IDA rejects offer for former Contento’s scrapyard

Officials say bid to purchase 14-acre site too low as IDA continues to seek buyer for C’ville property

EntranceBob Ellis/staff photographer
A bridge and iron gate leads into the former Contento’s scrapyard on South Main Street near Homer.

By HOLDEN B. SLATTERY
Staff Reporter
hslattery@cortlandstandard.net

Members of the Cortland County Industrial Development Agency agreed Tuesday to reject a purchase offer for the former site of Contento’s scrapyard in Cortlandville.
The IDA decided instead to maintain the property and more aggressively market it for potential buyers, said IDA Executive Director Garry VanGorder, who declined to give the price offered.
IDA President Paul Slowey said the offer was far below the appraisal and assessed value of the property.
The property is assessed at $133,600, according to the Cortland County Real Property Tax Services.
The offer was not from a business or industry, Slowey said.
“Someone tried to throw a number at us and pick it up for a steal,” he said.
Contento’s, a Cortland-based demolition company, used the 14-acre scrapyard off South Main Street near Interstate 81’s Exit 12 for scrap cars.
Contento’s still holds the title to the property, but the IDA has a purchase option that would allow the agency to buy it for $1 if an acceptable offer were made, VanGorder said.
The IDA bought development rights to the property in January 2001 for $500,000, intending to get it cleaned and attractive for a potential industrial or business development. State and federal grants funded the purchase.
The IDA decided to allow the state Department of Transportation to do some low-level maintenance to make the property more presentable to potential buyers. The DOT has offered to remove some brush and shrubs along the property’s right of way, VanGorder said.
The IDA is paying $10,000 a year to keep and maintain the site, which includes paying property taxes and paying Microbac Labs to test the property for underground contamination, VanGorder said.
Property taxes on the 14-acre property amount to $2,763 to the town and county this year and $2,763 to Homer Central School District for the 2009-10 school year, according to Real Property Tax Services.
Previous environmental assessments the IDA conducted revealed “elevated numbers of volatile organic compounds,” as well as high levels of lead in the soil, Diane Carlton, a spokeswoman for the state Department of Environmental Conservation said in September 2008. Volatile organic compounds are gases emitted by substances such as fuels, paints, lacquers and pesticides.
Based on the preliminary findings, Carlton has said the land could be developed for commercial use provided there is continued monitoring conducted on site.
Carlton said the property could potentially qualify for one of the brownfield clean up programs: the Environmental Restoration Program.
According to the DEC s Web site, through this program the municipality would be reimbursed by the state for 90 percent of on-site investigation and remediation costs and 100 percent of off-site investigation and remediation costs. Once remediated, the property could then be used for commercial, industrial, residential or public use.
The brownfield status also provides the owner with tax abatements and absolution from liability for any future contamination found on the site.
Slowey said the IDA has been in contact with the DEC, but has not developed a specific cleanup plan.
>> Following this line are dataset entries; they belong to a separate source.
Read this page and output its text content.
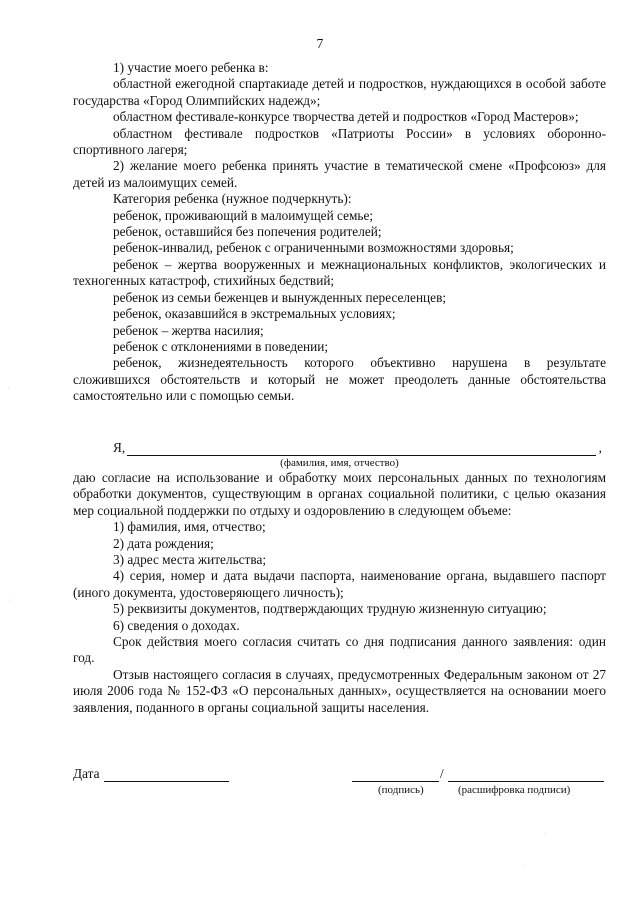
7
1) участие моего ребенка в:
областной ежегодной спартакиаде детей и подростков, нуждающихся в особой заботе государства «Город Олимпийских надежд»;
областном фестивале-конкурсе творчества детей и подростков «Город Мастеров»;
областном фестивале подростков «Патриоты России» в условиях оборонно-спортивного лагеря;
2) желание моего ребенка принять участие в тематической смене «Профсоюз» для детей из малоимущих семей.
Категория ребенка (нужное подчеркнуть):
ребенок, проживающий в малоимущей семье;
ребенок, оставшийся без попечения родителей;
ребенок-инвалид, ребенок с ограниченными возможностями здоровья;
ребенок – жертва вооруженных и межнациональных конфликтов, экологических и техногенных катастроф, стихийных бедствий;
ребенок из семьи беженцев и вынужденных переселенцев;
ребенок, оказавшийся в экстремальных условиях;
ребенок – жертва насилия;
ребенок с отклонениями в поведении;
ребенок, жизнедеятельность которого объективно нарушена в результате сложившихся обстоятельств и который не может преодолеть данные обстоятельства самостоятельно или с помощью семьи.
Я,	,
(фамилия, имя, отчество)
даю согласие на использование и обработку моих персональных данных по технологиям обработки документов, существующим в органах социальной политики, с целью оказания мер социальной поддержки по отдыху и оздоровлению в следующем объеме:
1) фамилия, имя, отчество;
2) дата рождения;
3) адрес места жительства;
4) серия, номер и дата выдачи паспорта, наименование органа, выдавшего паспорт (иного документа, удостоверяющего личность);
5) реквизиты документов, подтверждающих трудную жизненную ситуацию;
6) сведения о доходах.
Срок действия моего согласия считать со дня подписания данного заявления: один год.
Отзыв настоящего согласия в случаях, предусмотренных Федеральным законом от 27 июля 2006 года № 152-ФЗ «О персональных данных», осуществляется на основании моего заявления, поданного в органы социальной защиты населения.
Дата	/
(подпись)	(расшифровка подписи)
·
·
·
·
A plan would depend on the type of business purchasing it, whether the buyer offered to help conduct the cleanup, and the type of construction that would need to be done on the site, Slowey said.
Slowey said the IDA hopes to attract a business to the site, but said the IDA has already achieved the primary objective the agency had in obtaining the purchase option.
“The primary objective was to clean up the mound of scrap metal that was located at the gateway to our community,” Slowey said.